This is surprising given Gerry is someone with a sharp sense of social injustice who attended a number of protests.
However, his sixteen-year-old daughter Coral (Elin Doyle) is becoming more politically aware and is horrified at the nuclear bombs dropped on Japan killing over 200,000 when that country was already in negotiations on a possible surrender. She argues that building more bombs is “wasting money when it could be feeding people.”
She should be preparing for a speaking competition at a “posh” school, but, after hearing about the Greenham Common Women’s Peace Camp against nuclear weapons, travels to join it, despite her dad referring to them as a bunch of “unwashed lesbians”.
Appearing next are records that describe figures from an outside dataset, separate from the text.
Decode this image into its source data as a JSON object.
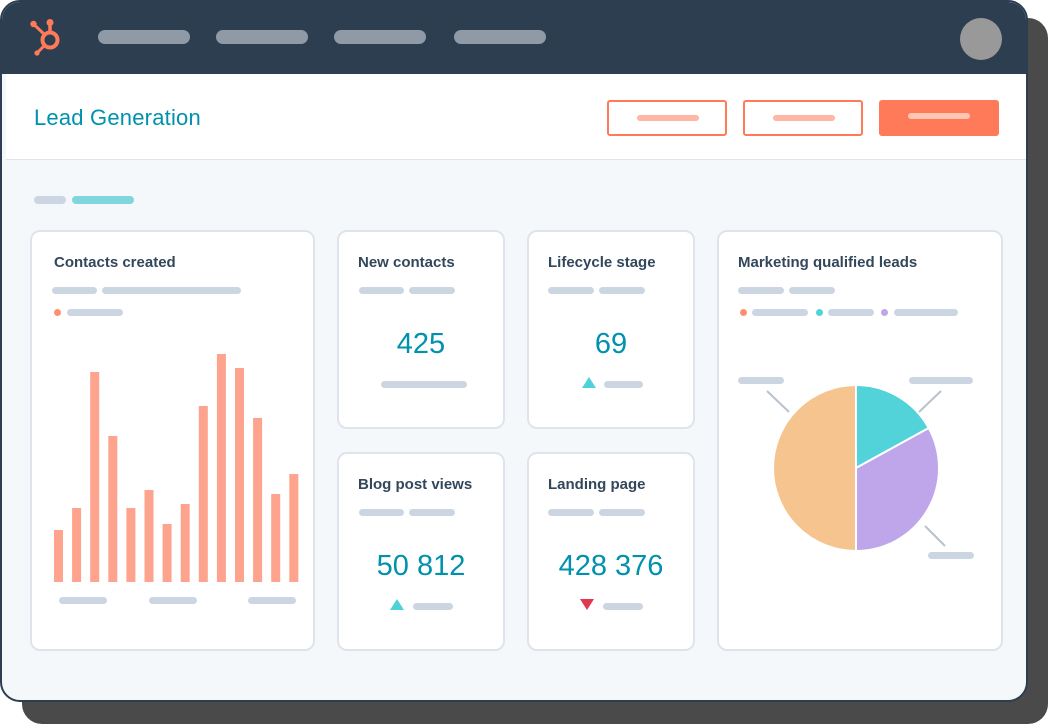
{
  "page_title": "Lead Generation",
  "colors": {
    "topbar": "#2d3e50",
    "accent_orange": "#ff7a59",
    "title_teal": "#0091ae",
    "bar_salmon": "#fea38e",
    "pie_peach": "#f5c48f",
    "pie_teal": "#51d3d9",
    "pie_purple": "#bfa6ea",
    "up_arrow": "#4fd1d9",
    "down_arrow": "#e2384f"
  },
  "icons": {
    "logo": "hubspot-sprocket-icon",
    "avatar": "user-avatar",
    "trend_up": "triangle-up-icon",
    "trend_down": "triangle-down-icon"
  },
  "cards": {
    "contacts_created": {
      "title": "Contacts created"
    },
    "new_contacts": {
      "title": "New contacts",
      "value": "425"
    },
    "lifecycle_stage": {
      "title": "Lifecycle stage",
      "value": "69",
      "trend": "up"
    },
    "blog_post_views": {
      "title": "Blog post views",
      "value": "50 812",
      "trend": "up"
    },
    "landing_page": {
      "title": "Landing page",
      "value": "428 376",
      "trend": "down"
    },
    "mql": {
      "title": "Marketing qualified leads"
    }
  },
  "chart_data": [
    {
      "type": "bar",
      "title": "Contacts created",
      "values": [
        26,
        37,
        105,
        73,
        37,
        46,
        29,
        39,
        88,
        114,
        107,
        82,
        44,
        54
      ],
      "ylim": [
        0,
        120
      ]
    },
    {
      "type": "pie",
      "title": "Marketing qualified leads",
      "slices": [
        {
          "value": 17,
          "color": "#51d3d9"
        },
        {
          "value": 33,
          "color": "#bfa6ea"
        },
        {
          "value": 50,
          "color": "#f5c48f"
        }
      ]
    }
  ]
}
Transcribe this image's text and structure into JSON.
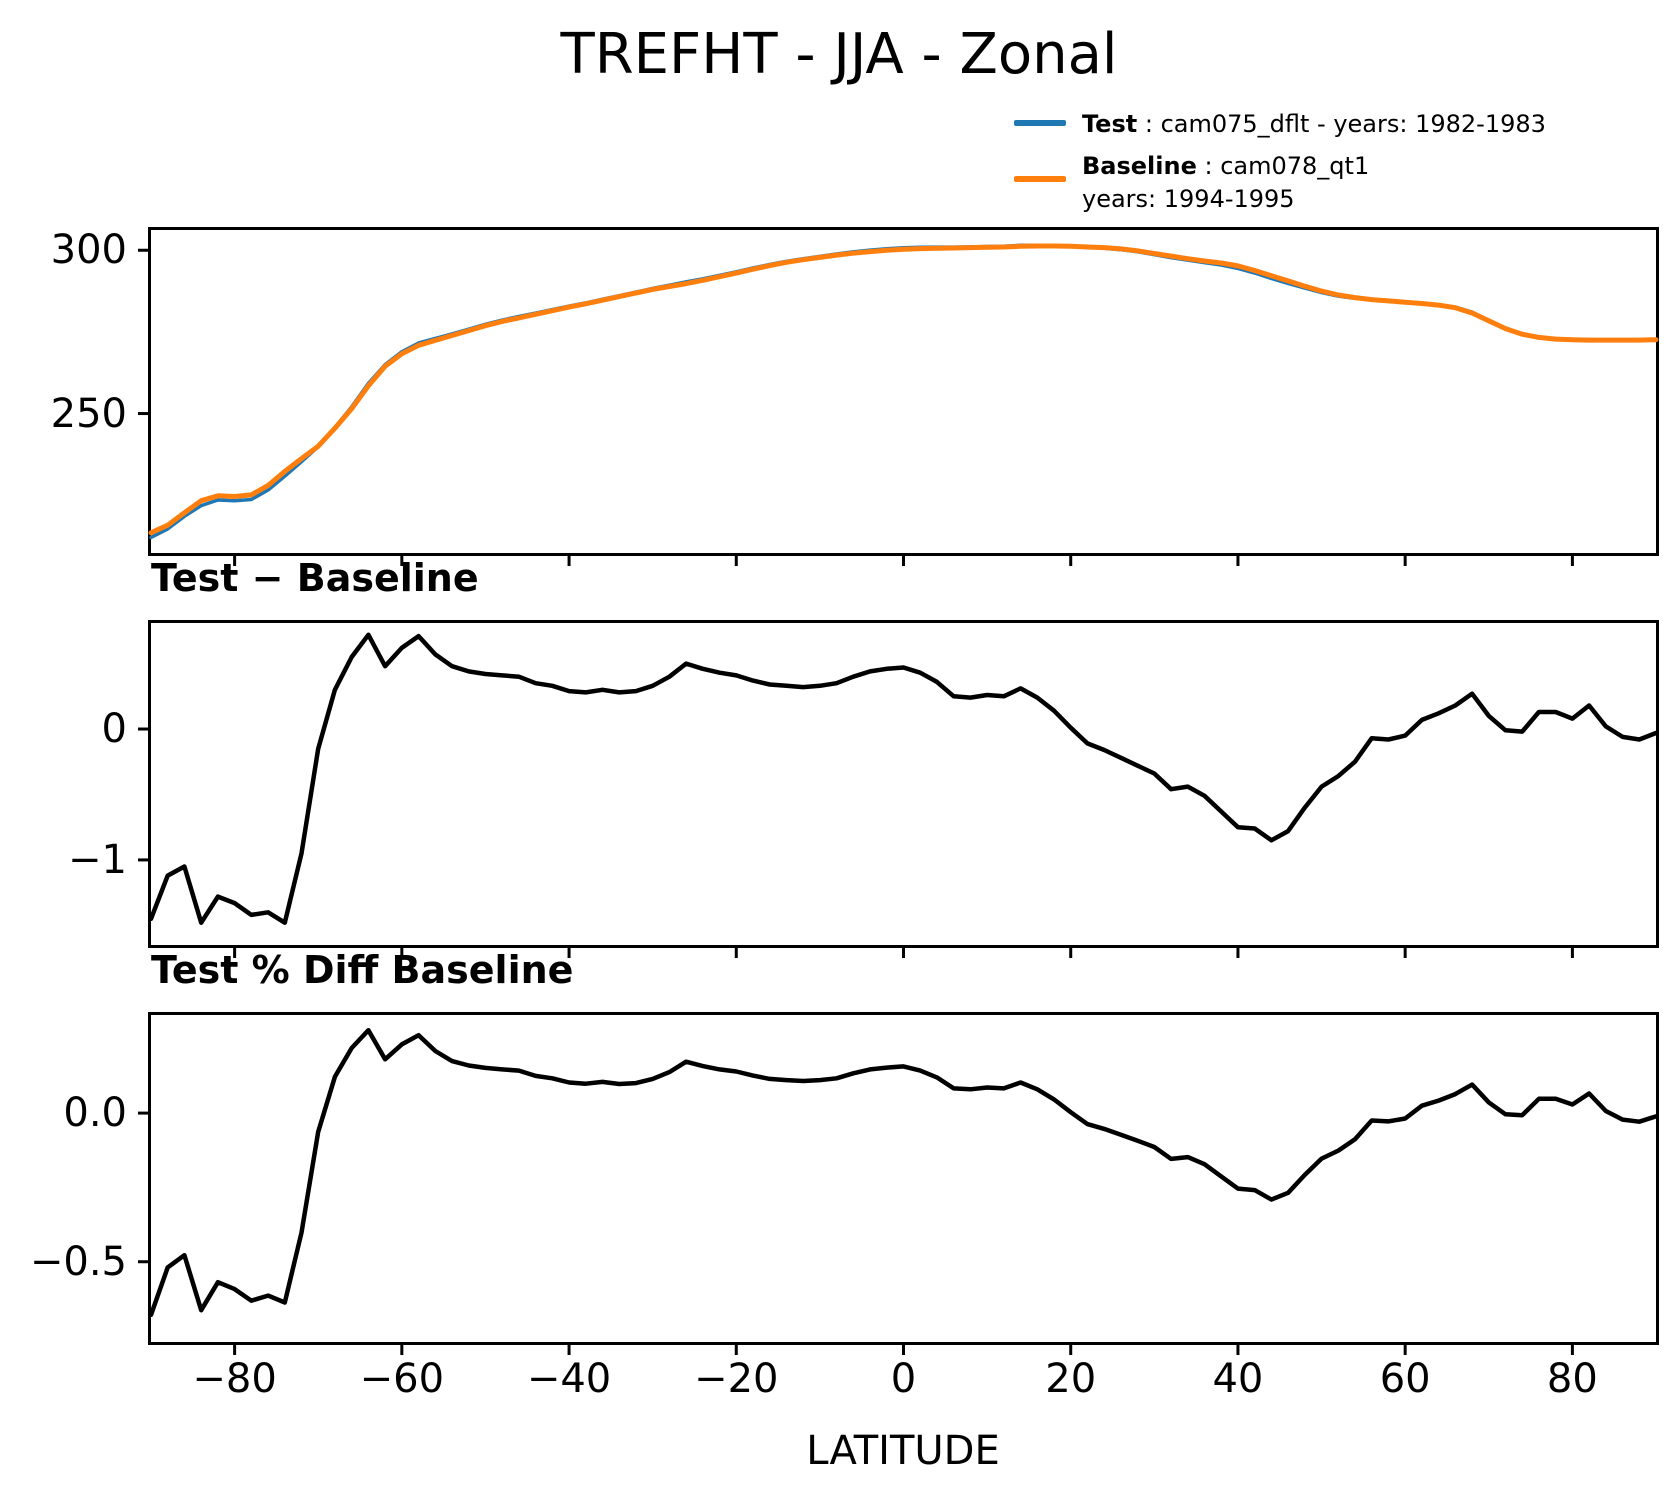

When the police bring her back saying they could have charged her, she is silently impressed that Gerry defends her right to protest and tells the police to go away.
Inevitably, her speech at the “posh school” is peppered with references to nuclear weapons, pointing out that of the major nuclear powers, Britain is the only one not to acknowledge the damage the tests caused.
The play is bookended with a conversation she has with her aunt Maureen (Caron Kehoe) many years later when her father is dead and she has been given her 1980s diaries that she thought no longer existed.
The play can feel underpowered, slightly repetitive and lacking dramatic tension, but it is always watchable, and incredibly important.
Elin Doyle’s father was one of those who suffered because of their proximity to the nuclear tests and believed they were there as guinea pigs. But the long toll of early deaths and birth defects makes little impact on government.
In June 2022, seventy years after Britain tested its first nuclear weapons off the coast of Australia in October 1952, Boris Johnson met with nuclear test veterans who spoke of “early deaths, government cover-ups and hereditary illness.”
Of course, we all know how keen Johnson was to investigate a continuing scandal.
Elin has insisted there needs to be "an apology, like that given for the Hillsborough victims, and proper care for the families left behind."